A decisão de Putin de ordenar a primeira mobilização militar da Rússia desde a II Guerra Mundial desencadeou protestos em todo o país e viu muitos homens em idade militar fugirem. Vários relatórios apontam ainda para pessoas sem serviço militar estarem a receber convocatórias, ao contrário da garantia deixada pelo ministro da Defesa, Sergei Shoigu, de que apenas aqueles com capacidades militares ou experiência em combate seriam convocados, o que deixou várias figuras pró-Kremlin a expressar a sua preocupação publicamente.
Os dois principais responsáveis políticos da Rússia, ambos aliados próximos de Putin, abordaram explicitamente a indignação pública pela forma como a campanha de mobilização estava a desenrolar-se. Valentina Matviyenko, presidente do Senado russo, garantiu estar ciente de relatos de homens que deveriam ser inelegíveis serem convocados para alistamento. “Esses excessos são absolutamente inaceitáveis. E considero absolutamente certo que estejam a provocar uma forte reação na sociedade”, escreveu, na rede social ‘Telegram’.
Numa mensagem direta aos governadores regionais da Rússia – que ela disse ter “total responsabilidade” pela implementação da convocação – apontou: “Depois da assinatura do respetivo decreto, o Ministério da Defesa tornou públicos os critérios para a seleção das pessoas chamados para as fileiras”. Uma questão tão “sensível não deveria haver lugar a várias interpretações e lacunas para a aplicação subjetiva” do decreto de mobilização.

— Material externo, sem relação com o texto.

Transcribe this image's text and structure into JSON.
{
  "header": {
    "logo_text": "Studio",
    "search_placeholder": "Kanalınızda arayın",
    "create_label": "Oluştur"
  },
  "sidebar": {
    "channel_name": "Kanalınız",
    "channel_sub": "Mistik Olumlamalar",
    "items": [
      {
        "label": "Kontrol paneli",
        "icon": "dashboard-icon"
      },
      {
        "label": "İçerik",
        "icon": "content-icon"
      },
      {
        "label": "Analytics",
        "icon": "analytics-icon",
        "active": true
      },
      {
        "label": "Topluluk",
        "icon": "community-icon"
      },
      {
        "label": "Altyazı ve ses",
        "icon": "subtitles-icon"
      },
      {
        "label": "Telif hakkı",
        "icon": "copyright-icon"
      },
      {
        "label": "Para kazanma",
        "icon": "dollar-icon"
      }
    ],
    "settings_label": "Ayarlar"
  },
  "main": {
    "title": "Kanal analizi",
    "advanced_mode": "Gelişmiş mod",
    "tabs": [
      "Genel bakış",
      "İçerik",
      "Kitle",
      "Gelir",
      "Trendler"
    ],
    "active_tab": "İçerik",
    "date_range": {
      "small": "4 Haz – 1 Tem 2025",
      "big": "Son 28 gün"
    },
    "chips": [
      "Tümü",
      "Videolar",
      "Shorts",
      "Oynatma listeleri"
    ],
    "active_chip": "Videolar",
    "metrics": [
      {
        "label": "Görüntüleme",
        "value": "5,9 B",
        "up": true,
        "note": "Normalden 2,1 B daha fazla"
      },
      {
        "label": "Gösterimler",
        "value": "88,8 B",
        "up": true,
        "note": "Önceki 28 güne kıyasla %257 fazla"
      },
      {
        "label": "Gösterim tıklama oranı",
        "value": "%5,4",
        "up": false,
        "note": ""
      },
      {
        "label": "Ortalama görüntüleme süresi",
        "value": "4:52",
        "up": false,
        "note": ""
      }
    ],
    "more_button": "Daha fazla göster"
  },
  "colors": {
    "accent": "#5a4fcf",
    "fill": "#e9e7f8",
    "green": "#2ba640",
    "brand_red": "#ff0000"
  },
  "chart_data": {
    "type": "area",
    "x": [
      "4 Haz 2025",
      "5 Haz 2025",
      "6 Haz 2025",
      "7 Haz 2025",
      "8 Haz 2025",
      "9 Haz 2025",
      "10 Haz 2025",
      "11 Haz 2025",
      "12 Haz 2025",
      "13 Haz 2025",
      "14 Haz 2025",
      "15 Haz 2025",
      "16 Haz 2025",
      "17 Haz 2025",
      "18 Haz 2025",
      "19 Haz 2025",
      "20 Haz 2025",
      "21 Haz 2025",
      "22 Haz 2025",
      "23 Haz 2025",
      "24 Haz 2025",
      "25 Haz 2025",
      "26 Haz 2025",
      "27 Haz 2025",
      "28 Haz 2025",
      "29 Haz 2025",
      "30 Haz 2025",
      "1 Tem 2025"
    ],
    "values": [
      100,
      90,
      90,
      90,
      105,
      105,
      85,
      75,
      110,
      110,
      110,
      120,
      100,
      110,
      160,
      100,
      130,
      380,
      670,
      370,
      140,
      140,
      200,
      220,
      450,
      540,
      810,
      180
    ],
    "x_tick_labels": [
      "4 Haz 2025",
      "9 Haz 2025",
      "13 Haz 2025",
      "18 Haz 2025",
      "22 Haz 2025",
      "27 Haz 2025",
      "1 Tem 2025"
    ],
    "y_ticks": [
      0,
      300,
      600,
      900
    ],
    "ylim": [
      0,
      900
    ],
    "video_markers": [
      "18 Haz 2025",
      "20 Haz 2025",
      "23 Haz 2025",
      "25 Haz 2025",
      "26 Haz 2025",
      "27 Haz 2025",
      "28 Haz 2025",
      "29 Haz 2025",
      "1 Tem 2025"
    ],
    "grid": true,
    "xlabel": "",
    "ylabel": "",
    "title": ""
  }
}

Também Vyacheslav Volodin, presidente da Duma Estatal, câmara baixa da Rússia, também expressou preocupação em um post separado. “Se um erro for cometido, é necessário corrigi-lo… As autoridades em todos os níveis devem entender as suas responsabilidades”, criticou.
As autoridades garantem que mais 300 mil russos serão convocados para servir na campanha de mobilização para a Ucrânia. O Kremlin negou duas vezes que realmente tenha planos de recrutar mais de um milhão de pessoas. Diversos grupos de direitos humanos garantiram que já houve mais de 2 mil detidos em comícios contra a mobilização em dezenas de cidades.